Nay-sayers like Mr. Ebert may be right in some regards for now, but the third dimension, with all its limitations we currently have, is not just another hyped technology. It is a new tool supporting artistic expression, a new language to tell a story in a never-before-seen way. Of course the language has to be learned, its limits and its unique possibilities have to be discovered. And sure enough we'll have to endure a huge amount of mediocre and even bad 3D movies now. Like we have in 2D. But we're also going to see some beautiful excellently staged stories that are best told using this means of expression becoming widely available. Or that even couldn't be told otherwise.

If the audience accepts this new way, technology and artistic expression will evolve further. If it doesn't, it will remain a short interlude in the rich history of cinema. Either way, it's good that people are getting creative with it and add another dimension to storytelling, hopefully not only in a geometric way.

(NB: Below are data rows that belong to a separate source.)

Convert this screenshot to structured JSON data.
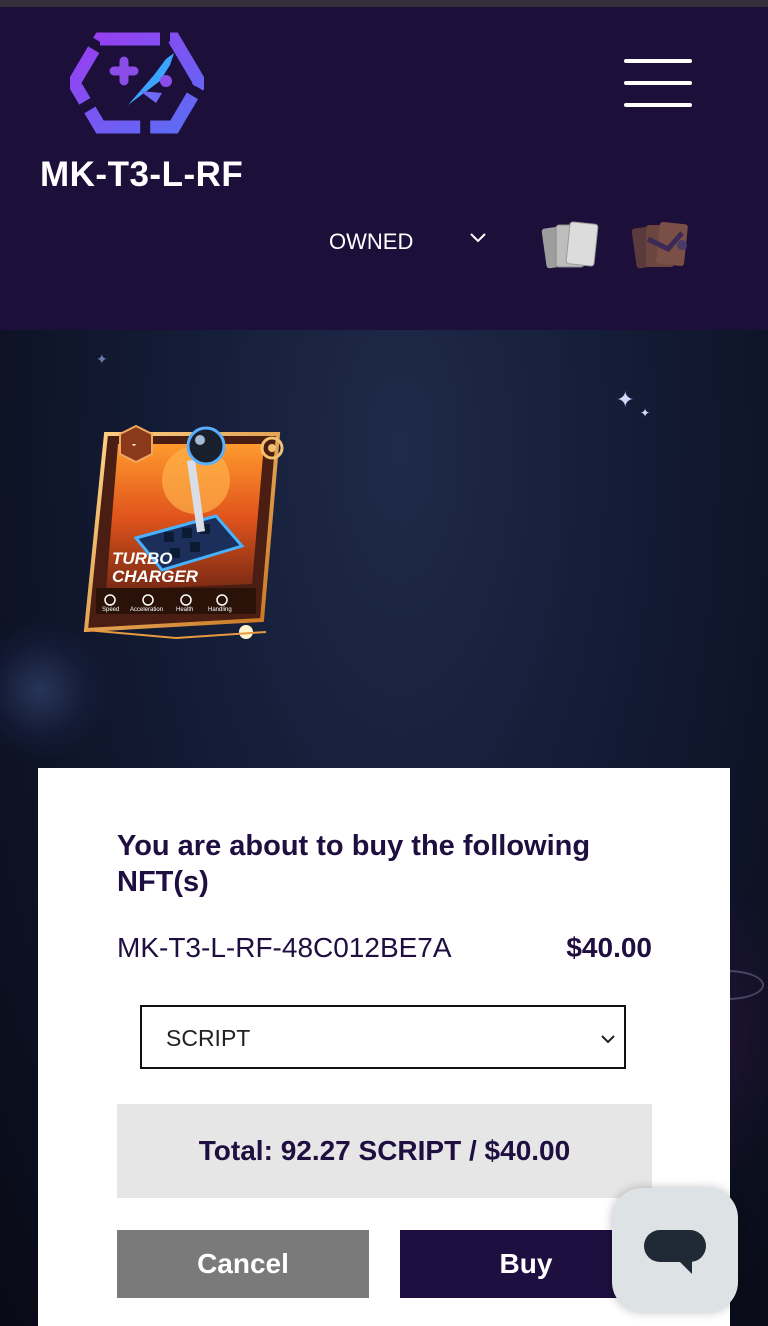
{
  "header": {
    "title": "MK-T3-L-RF",
    "logo_icon": "rocket-gamepad-logo",
    "menu_icon": "hamburger-menu-icon",
    "filter": {
      "selected": "OWNED",
      "icon": "chevron-down-icon"
    },
    "view_toggles": [
      {
        "name": "cards-view-icon"
      },
      {
        "name": "packs-view-icon"
      }
    ]
  },
  "nft_card": {
    "title_line1": "TURBO",
    "title_line2": "CHARGER",
    "stats": [
      "Speed",
      "Acceleration",
      "Health",
      "Handling"
    ],
    "badge": "-"
  },
  "modal": {
    "heading": "You are about to buy the following NFT(s)",
    "item_id": "MK-T3-L-RF-48C012BE7A",
    "item_price": "$40.00",
    "currency": {
      "selected": "SCRIPT"
    },
    "total": "Total: 92.27 SCRIPT / $40.00",
    "cancel_label": "Cancel",
    "buy_label": "Buy"
  },
  "colors": {
    "header_bg": "#1c0f3a",
    "brand_dark": "#1e0f40",
    "cancel_gray": "#7a7a7a",
    "logo_purple": "#8a4de8",
    "logo_blue": "#3aa4ff"
  }
}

Comments 14 years, 2 months ago

Trouble is, except for emmersion in lush areas like used for Avatar, the 3D effect does nothing for me whatsoever. Sound is important. Color is important. 3D is... not important. It's a fad being pushed by the movie studios to drive more people into the theater rather than just waiting for the DVD (which isn't in 3D) and charging them an extra 2$ for the so-called option (as if having the only showing of the non3D movie on a single screen at 10am is much of an option...) The audiences didn't care about 3d in the 50s. They didn't care about it in the 80s during its short lived revival, either (and the 80s used the same polarized glasses for color movies we use today) People are going to see the movies from Pixar and such whether they are 3D or 2D -- their cramming people into the 3D showings by eliminating the 2D shows is just smoke and mirrors and doesn't mean squat about what people are really enjoying. I'll bet if you had 2D for 8$ and 3D for 10$ side by side, the attendence figures for the 3D shows would be a whole lot lower.

You would think that 3D would be a natural extension to how things have progressed. But every 3D film I've seen was just as enjoyable on DVD with only 2D, so the 3D effect didn't do anything for the film. Therefore, why bother with it?